Lucy Tizeman (Davis) is incapable of making friends normally. Instead, she causes accidents – such as tying a piece of wire to two trees to bring down cyclists – and attempts to make friends with the injured people. The sketch's pièce de resistance comes after Lucy begins observing people in their houses. She watches a mother send her teenage son off to school, before knocking at the door some time later to inform her (inaccurately) that her son has drowned in his canoe. While the mother is weeping, Lucy pulls out two tickets for a performance of Cats that evening, asking if she'll go with her.

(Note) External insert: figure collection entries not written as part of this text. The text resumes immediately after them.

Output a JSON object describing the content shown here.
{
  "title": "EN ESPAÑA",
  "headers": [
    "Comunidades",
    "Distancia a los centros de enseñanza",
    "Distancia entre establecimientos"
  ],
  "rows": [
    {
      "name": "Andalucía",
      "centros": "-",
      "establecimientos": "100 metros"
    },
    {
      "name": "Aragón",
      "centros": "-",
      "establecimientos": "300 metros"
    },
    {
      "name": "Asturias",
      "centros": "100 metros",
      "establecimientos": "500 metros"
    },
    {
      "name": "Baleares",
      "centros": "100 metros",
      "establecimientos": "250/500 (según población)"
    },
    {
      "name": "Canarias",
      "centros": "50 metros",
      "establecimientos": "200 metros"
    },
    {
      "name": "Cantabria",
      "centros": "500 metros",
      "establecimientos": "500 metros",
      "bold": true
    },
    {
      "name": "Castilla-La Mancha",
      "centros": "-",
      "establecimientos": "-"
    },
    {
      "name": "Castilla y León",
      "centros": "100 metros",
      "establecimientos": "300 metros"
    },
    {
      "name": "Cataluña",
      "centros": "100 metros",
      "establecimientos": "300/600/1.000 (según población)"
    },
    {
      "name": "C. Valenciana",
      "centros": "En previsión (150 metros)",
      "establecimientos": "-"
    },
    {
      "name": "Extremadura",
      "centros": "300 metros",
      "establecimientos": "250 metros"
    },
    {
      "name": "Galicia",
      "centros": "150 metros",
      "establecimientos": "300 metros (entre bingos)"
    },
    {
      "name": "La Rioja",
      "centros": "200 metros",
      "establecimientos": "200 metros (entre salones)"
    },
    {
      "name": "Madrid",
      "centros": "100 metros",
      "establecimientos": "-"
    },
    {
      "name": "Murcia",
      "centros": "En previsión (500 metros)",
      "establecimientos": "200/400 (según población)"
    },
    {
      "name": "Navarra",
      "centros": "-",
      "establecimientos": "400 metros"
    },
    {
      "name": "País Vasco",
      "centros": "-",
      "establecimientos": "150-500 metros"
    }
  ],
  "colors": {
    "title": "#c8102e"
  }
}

Key line "People never find you boring if they need help. So I've started to make people need help."

LIZZIE AND SARAH

The most affecting scene in the pilot is when Lizzie (Davis), after finding her husband John servicing the maid, lets the dirty plates from Sarah's (Jessica Hynes) birthday dinner crash into the dishwasher, before unravelling – eyes desperate, mouth quivering. "John's been fucking Brinita, right under my nose. I pay her £700 a week, plus £300 for emergencies, only to wash John's stinking yellow semen off of her bed sheets." Sarah replies, "Oh, come on Lizzo. Where would I be if I got all upset about Michael making love to me with a pillow over my face and, as he finishes, screaming, 'I hate you, I hate you, I hate you!'?" Chilling.

Key line (Sarah, later on) "Can we stop killing people? From now?"